With that in mind, you should try to brainstorm topics. If you can, try to involve as many departments as possible, as this will give you different angles to target—a marketing department will have different ideas to those in sales, or those who are working in customer service.

  1. Carry out keyword research

With your new list of topics in hand, it’s time for you to carry out some keyword research. More specifically, you need to figure out which keywords you need to be targeting with your new topics and what types of questions your audience are asking.

To gain an edge, use resources that will give you actual search data. Here are some to get you started:

  • Answer The Public
  • Keyword Explorer
  • Keyword Generator

If you can, try to create a list of short- and long-tail keywords. Short-tail keywords (up to three words) are relatively general, but high in search volume. In comparison, long-tail keywords (over three words) drive lower search volumes but tend to be more relevant to what people are looking for. Remember: it’s not just the number of visitors that counts, but also their quality!

  1. Develop content ideas

Now that you know what topics and keywords you want to focus on, you can get to work developing your content ideas. Arguably, this will be one of the most exciting aspects of your content strategy.

Don’t just assume it’s all about web copy and blog posts! You want to develop a wide range of content types to target your audience. Let’s say, for example, that you’re looking to promote new products. Though it would be easy to write a blog post about them, creating a series of videos that can be easily shared on social media and in email newsletters might be far more engaging.

Focus on your buyer personas and think long and hard about what content types might work best for you:

  • Blog posts
  • How-to guides
  • Email newsletters
  • eBooks, white papers and reports
  • Videos
  • Infographics
  • Social media posts
  • Slideshows
  1. Manage and publish your content

So, you’ve created a new batch of content and you’re raring to go. Time to start publishing everything, right? Nope! As tempting as it might be to just throw your new content ideas at the wall to see which ones stick, you need to be slightly more methodical about it.

You need to create a collaborative content calendar that will allow you to monitor the creation of your content, the editing process, and publishing. If you use something like Trello, you can organize your content into columns by week or month, use labels to differentiate between content types, and attach deadlines. You could also create a separate calendar to track your social media content.

  1. Repurpose your content

Once you’ve published your content, don’t just brush it off and forget about it. Content isn’t a one-and-done deal. You can always return to it to improve it and, most importantly, repurpose it to appeal to audiences who might prefer a different format.

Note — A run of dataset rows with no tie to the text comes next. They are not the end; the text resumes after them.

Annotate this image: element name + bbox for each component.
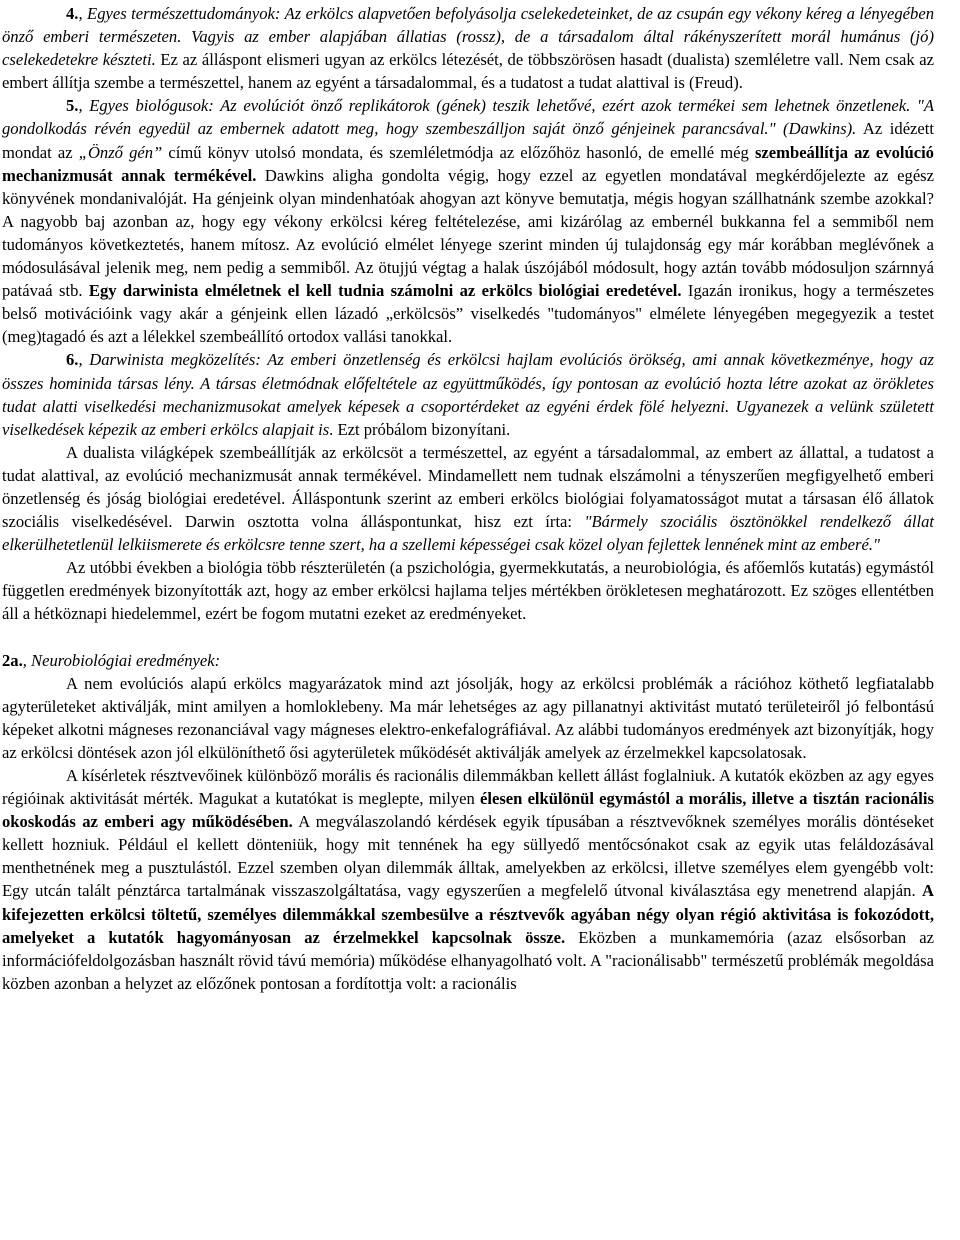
italic-text: , Egyes biológusok: Az evolúciót önző replikátorok (gének) teszik lehetővé, ezért azok termékei sem lehetnek önzetlenek. "A gondolkodás révén egyedül az embernek adatott meg, hogy szembeszálljon saját önző génjeinek parancsával." (Dawkins). [2,96,934,139]
body-text: Az utóbbi években a biológia több részterületén (a pszichológia, gyermekkutatás, a neurobiológia, és afőemlős kutatás) egymástól független eredmények bizonyították azt, hogy az ember erkölcsi hajlama teljes mértékben örökletesen meghatározott. Ez szöges ellentétben áll a hétköznapi hiedelemmel, ezért be fogom mutatni ezeket az eredményeket. [2,558,934,624]
section-gap [2,626,934,649]
italic-text: , Darwinista megközelítés: Az emberi önzetlenség és erkölcsi hajlam evolúciós örökség, ami annak következménye, hogy az összes hominida társas lény. A társas életmódnak előfeltétele az együttműködés, így pontosan az evolúció hozta létre azokat az örökletes tudat alatti viselkedési mechanizmusokat amelyek képesek a csoportérdeket az egyéni érdek fölé helyezni. Ugyanezek a velünk született viselkedések képezik az emberi erkölcs alapjait is [2,350,934,439]
paragraph-p8 [2,556,934,625]
body-text: Az idézett mondat az [2,119,935,162]
paragraph-p9 [2,672,934,764]
bold-text: élesen elkülönül egymástól a morális, illetve a tisztán racionális okoskodás az emberi agy működésében. [2,789,934,832]
italic-text: , Egyes természettudományok: Az erkölcs alapvetően befolyásolja cselekedeteinket, de az csupán egy vékony kéreg a lényegében önző emberi természeten. Vagyis az ember alapjában állatias (rossz), de a társadalom által rákényszerített morál humánus (jó) cselekedetekre készteti. [2,4,934,70]
body-text: Dawkins aligha gondolta végig, hogy ezzel az egyetlen mondatával megkérdőjelezte az egész könyvének mondanivalóját. Ha génjeink olyan mindenhatóak ahogyan azt könyve bemutatja, mégis hogyan szállhatnánk szembe azokkal? A nagyobb baj azonban az, hogy egy vékony erkölcsi kéreg feltételezése, ami kizárólag az embernél bukkanna fel a semmiből nem tudományos következtetés, hanem mítosz. Az evolúció elmélet lényege szerint minden új tulajdonság egy már korábban meglévőnek a módosulásával jelenik meg, nem pedig a semmiből. Az ötujjú végtag a halak úszójából módosult, hogy aztán tovább módosuljon szárnnyá patávaá stb. [2,165,935,301]
paragraph-p6 [2,348,934,440]
body-text: A megválaszolandó kérdések egyik típusában a résztvevőknek személyes morális döntéseket kellett hozniuk. Például el kellett dönteniük, hogy mit tennének ha egy süllyedő mentőcsónakot csak az egyik utas feláldozásával menthetnének meg a pusztulástól. Ezzel szemben olyan dilemmák álltak, amelyekben az erkölcsi, illetve személyes elem gyengébb volt: Egy utcán talált pénztárca tartalmának visszaszolgáltatása, vagy egyszerűen a megfelelő útvonal kiválasztása egy menetrend alapján. [2,812,935,901]
section-heading [2,649,934,672]
italic-text: , Neurobiológiai eredmények: [22,650,221,670]
italic-text: "Bármely szociális ösztönökkel rendelkező állat elkerülhetetlenül lelkiismerete és erkölcsre tenne szert, ha a szellemi képességei csak közel olyan fejlettek lennének mint az emberé." [2,512,935,555]
bold-text: 5. [66,96,79,116]
bold-text: 6. [66,350,79,370]
bold-text: Egy darwinista elméletnek el kell tudnia számolni az erkölcs biológiai eredetével. [88,281,682,301]
body-text: Ez az álláspont elismeri ugyan az erkölcs létezését, de többszörösen hasadt (dualista) szemléletre vall. Nem csak az embert állítja szembe a természettel, hanem az egyént a társadalommal, és a tudatost a tudat alattival is (Freud). [2,50,934,93]
bold-text: 2a. [2,650,23,670]
paragraph-p10 [2,764,934,995]
body-text: Igazán ironikus, hogy a természetes belső motivációink vagy akár a génjeink ellen lázadó „erkölcsös” viselkedés "tudományos" elmélete lényegében megegyezik a testet (meg)tagadó és azt a lélekkel szembeállító ortodox vallási tanokkal. [2,281,934,347]
bold-text: A kifejezetten erkölcsi töltetű, személyes dilemmákkal szembesülve a résztvevők agyában négy olyan régió aktivitása is fokozódott, amelyeket a kutatók hagyományosan az érzelmekkel kapcsolnak össze. [2,881,934,947]
bold-text: 4. [66,4,79,23]
paragraph-p7 [2,441,934,556]
bold-text: szembeállítja az evolúció mechanizmusát annak termékével. [2,142,934,185]
body-text: A dualista világképek szembeállítják az erkölcsöt a természettel, az egyént a társadalommal, az embert az állattal, a tudatost a tudat alattival, az evolúció mechanizmusát annak termékével. Mindamellett nem tudnak elszámolni a tényszerűen megfigyelhető emberi önzetlenség és jóság biológiai eredetével. Álláspontunk szerint az emberi erkölcs biológiai folyamatosságot mutat a társasan élő állatok szociális viselkedésével. Darwin osztotta volna álláspontunkat, hisz ezt írta: [2,442,934,532]
body-text: . Ezt próbálom bizonyítani. [329,419,511,439]
body-text: Eközben a munkamemória (azaz elsősorban az információfeldolgozásban használt rövid távú memória) működése elhanyagolható volt. A "racionálisabb" természetű problémák megoldása közben azonban a helyzet az előzőnek pontosan a fordítottja volt: a racionális [2,927,934,993]
body-text: A nem evolúciós alapú erkölcs magyarázatok mind azt jósolják, hogy az erkölcsi problémák a rációhoz köthető legfiatalabb agyterületeket aktiválják, mint amilyen a homloklebeny. Ma már lehetséges az agy pillanatnyi aktivitást mutató területeiről jó felbontású képeket alkotni mágneses rezonanciával vagy mágneses elektro-enkefalográfiával. Az alábbi tudományos eredmények azt bizonyítják, hogy az erkölcsi döntések azon jól elkülöníthető ősi agyterületek működését aktiválják amelyek az érzelmekkel kapcsolatosak. [2,673,934,762]
body-text: A kísérletek résztvevőinek különböző morális és racionális dilemmákban kellett állást foglalniuk. A kutatók eközben az agy egyes régióinak aktivitását mérték. Magukat a kutatókat is meglepte, milyen [2,766,934,809]
paragraph-p4 [2,2,934,94]
body-text: című könyv utolsó mondata, és szemléletmódja az előzőhöz hasonló, de emellé még [162,142,755,162]
italic-text: „Önző gén” [78,142,163,162]
paragraph-p5 [2,94,934,348]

If you’ve created a how-to guide, you can repurpose it to create an infographic, a slideshow, or just simple social media posts. Short-form content can be combined to create an eBook or a white paper. Even videos can be cut up or combined, depending on the audience and platform.

  1. Monitor your progress

Congratulations! You’ve managed to craft your own content strategy and see it through to the end. The final step is to see if your hard work has paid off. Though it’s unlikely that you’ll be an overnight success, you should gradually start to see results with some of your content.

The best way to figure out just how successful your content is by looking at:

User behaviour metrics: page views, unique visitors, average time on page, bounce rate, and pages per session.

  • Engagement metrics: likes, shares, mentions, and comments.
  • SEO metrics: organic traffic, backlinks, and keyword rankings.
  • Company revenue metrics: number of new leads, conversion rate, and cost per acquisition.

You’ll want to record this data and use it to figure out what you’re ranking well for, which content types are most effective, what impact the time of day/week has on engagement, and so on. This data will then help you to determine what needs improvement and also give you a better idea of what interests your audience the most—making it much easier to craft future content.